Valdivia Acosta, Abel. Fish Assemblages of Caribbean Coral Reefs: Effects of Overfishing On Coral Communities Under Climate Change. Chapel Hill, NC: University of North Carolina at Chapel Hill Graduate School, 2014. https://doi.org/10.17615/51fd-1658
Valdivia Acosta, A. (2014). Fish assemblages of Caribbean coral reefs: Effects of overfishing on coral communities under climate change. Chapel Hill, NC: University of North Carolina at Chapel Hill Graduate School. https://doi.org/10.17615/51fd-1658
Valdivia Acosta, Abel. 2014. Fish Assemblages of Caribbean Coral Reefs: Effects of Overfishing On Coral Communities Under Climate Change. Chapel Hill, NC: University of North Carolina at Chapel Hill Graduate School. https://doi.org/10.17615/51fd-1658
Affiliation: College of Arts and Sciences, Department of Biology
Coral reefs are threatened worldwide due to local stressors such as overfishing, pollution, and diseases outbreaks, as well as global impacts such as ocean warming. The persistence of this ecosystem will depend, in part, on addressing local impacts since humanity is failing to control climate change. However, we need a better understanding of how protection from local stressors decreases the susceptibility of reef corals to the effects of climate change across large-spatial scales. My dissertation research evaluates the effects of overfishing on coral reefs under local and global impacts to determine changes in ecological processes across geographical scales.
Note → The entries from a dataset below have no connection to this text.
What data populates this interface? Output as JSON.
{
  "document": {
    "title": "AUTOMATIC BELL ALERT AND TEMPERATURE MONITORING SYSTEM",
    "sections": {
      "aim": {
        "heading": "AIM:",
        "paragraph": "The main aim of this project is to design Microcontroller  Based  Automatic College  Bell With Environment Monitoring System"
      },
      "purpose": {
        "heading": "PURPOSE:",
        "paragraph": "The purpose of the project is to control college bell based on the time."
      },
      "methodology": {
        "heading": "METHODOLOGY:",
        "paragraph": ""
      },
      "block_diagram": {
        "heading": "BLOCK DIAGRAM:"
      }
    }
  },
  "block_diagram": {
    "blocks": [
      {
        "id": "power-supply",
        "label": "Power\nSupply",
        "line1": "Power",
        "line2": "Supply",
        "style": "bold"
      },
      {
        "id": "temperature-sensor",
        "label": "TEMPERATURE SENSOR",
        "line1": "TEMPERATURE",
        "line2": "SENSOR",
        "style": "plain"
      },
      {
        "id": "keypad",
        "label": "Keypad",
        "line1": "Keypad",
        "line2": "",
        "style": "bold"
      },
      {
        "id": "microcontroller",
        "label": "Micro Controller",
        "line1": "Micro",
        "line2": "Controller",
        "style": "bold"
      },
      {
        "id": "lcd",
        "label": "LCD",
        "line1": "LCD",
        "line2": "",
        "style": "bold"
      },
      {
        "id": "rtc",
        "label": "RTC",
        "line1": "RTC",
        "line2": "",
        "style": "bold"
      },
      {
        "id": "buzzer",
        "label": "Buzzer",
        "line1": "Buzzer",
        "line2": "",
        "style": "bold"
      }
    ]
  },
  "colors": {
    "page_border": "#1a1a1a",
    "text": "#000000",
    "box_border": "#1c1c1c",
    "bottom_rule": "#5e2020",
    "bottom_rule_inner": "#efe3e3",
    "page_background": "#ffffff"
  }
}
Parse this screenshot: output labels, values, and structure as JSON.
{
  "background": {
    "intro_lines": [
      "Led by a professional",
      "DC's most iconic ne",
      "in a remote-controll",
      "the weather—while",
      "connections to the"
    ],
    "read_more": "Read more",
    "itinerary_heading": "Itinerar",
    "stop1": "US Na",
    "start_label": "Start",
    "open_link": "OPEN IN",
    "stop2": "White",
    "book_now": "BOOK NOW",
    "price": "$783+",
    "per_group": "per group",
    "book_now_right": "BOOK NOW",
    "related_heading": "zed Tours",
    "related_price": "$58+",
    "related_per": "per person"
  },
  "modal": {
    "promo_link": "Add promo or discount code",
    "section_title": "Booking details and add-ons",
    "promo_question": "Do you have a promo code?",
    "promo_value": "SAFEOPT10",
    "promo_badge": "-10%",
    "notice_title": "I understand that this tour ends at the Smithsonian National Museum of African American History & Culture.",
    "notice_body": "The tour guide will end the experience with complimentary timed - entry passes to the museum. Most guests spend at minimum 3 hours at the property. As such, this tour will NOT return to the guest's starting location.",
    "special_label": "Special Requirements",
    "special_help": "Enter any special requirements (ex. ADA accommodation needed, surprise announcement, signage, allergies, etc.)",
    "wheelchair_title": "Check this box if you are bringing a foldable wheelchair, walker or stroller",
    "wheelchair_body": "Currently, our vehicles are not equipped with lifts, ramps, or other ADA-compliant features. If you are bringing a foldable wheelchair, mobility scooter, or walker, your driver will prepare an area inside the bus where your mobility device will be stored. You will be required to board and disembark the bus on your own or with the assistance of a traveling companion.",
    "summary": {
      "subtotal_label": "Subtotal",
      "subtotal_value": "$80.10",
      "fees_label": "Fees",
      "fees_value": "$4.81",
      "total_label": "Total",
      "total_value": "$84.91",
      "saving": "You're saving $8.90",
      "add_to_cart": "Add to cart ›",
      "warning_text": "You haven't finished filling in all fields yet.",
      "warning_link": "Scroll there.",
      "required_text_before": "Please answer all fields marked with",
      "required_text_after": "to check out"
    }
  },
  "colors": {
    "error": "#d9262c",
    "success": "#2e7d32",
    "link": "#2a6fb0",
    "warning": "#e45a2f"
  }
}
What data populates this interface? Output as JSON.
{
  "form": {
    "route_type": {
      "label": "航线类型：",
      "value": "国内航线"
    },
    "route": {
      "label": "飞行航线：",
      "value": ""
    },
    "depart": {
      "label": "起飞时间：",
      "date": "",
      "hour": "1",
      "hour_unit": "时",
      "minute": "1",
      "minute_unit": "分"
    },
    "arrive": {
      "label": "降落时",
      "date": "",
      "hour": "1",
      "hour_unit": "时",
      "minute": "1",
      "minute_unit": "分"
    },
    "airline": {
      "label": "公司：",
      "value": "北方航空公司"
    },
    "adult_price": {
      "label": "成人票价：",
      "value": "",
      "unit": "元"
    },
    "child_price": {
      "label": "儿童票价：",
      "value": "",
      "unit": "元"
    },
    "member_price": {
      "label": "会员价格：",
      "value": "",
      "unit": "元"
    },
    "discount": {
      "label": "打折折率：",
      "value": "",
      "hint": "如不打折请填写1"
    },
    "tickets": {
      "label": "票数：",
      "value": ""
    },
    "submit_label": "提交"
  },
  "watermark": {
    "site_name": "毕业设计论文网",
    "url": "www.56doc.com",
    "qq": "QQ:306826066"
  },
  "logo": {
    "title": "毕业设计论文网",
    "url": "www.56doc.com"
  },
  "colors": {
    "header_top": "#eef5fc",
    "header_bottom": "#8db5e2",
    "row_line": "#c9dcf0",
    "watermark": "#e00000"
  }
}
First, as large predatory reef fishes have drastically declined due to fishing, I reconstructed natural baselines of predatory reef fish biomass in the absence of human activities accounting for environmental variability across Caribbean reefs. I found that baselines were variable and site specific; but that contemporary predatory fish biomass was 80-95% lower than the potential carrying capacity of most reef areas, even within marine reserves. Second, I examined the effect of current native predatory reef fishes on controlling the invasion of Pacific lionfish across the Caribbean. Native predators and lionfish abundance were not related, even when predatory capacity was relatively high within certain marine reserves. Third, as herbivorous fishes may facilitate coral recovery after warming events by controlling competitive macroalgae, I evaluated whether major benthic groups, such as hard corals, crustose coralline algae, and macroalgae, were associated with these fish assemblages across Caribbean and Pacific reefs. Although, macroalgae abundance was negatively related to herbivorous fishes across geographical regions, contemporary coral cover showed no association with herbivores abundance after a recent history of thermal stress. Finally, I analyzed the relationship between ~30 years of thermal stress anomalies and coral assemblages in the Caribbean and suggest that recent warming has partially promoted a shift in coral-community composition across the region that compromise reef functionality. My dissertation research highlights the complex interactions among functional groups in coral reefs, local stressors, and environmental variability across geographical scales, and provides novel insights to reevaluate conservation strategies for this ecosystem in a rapidly changing world.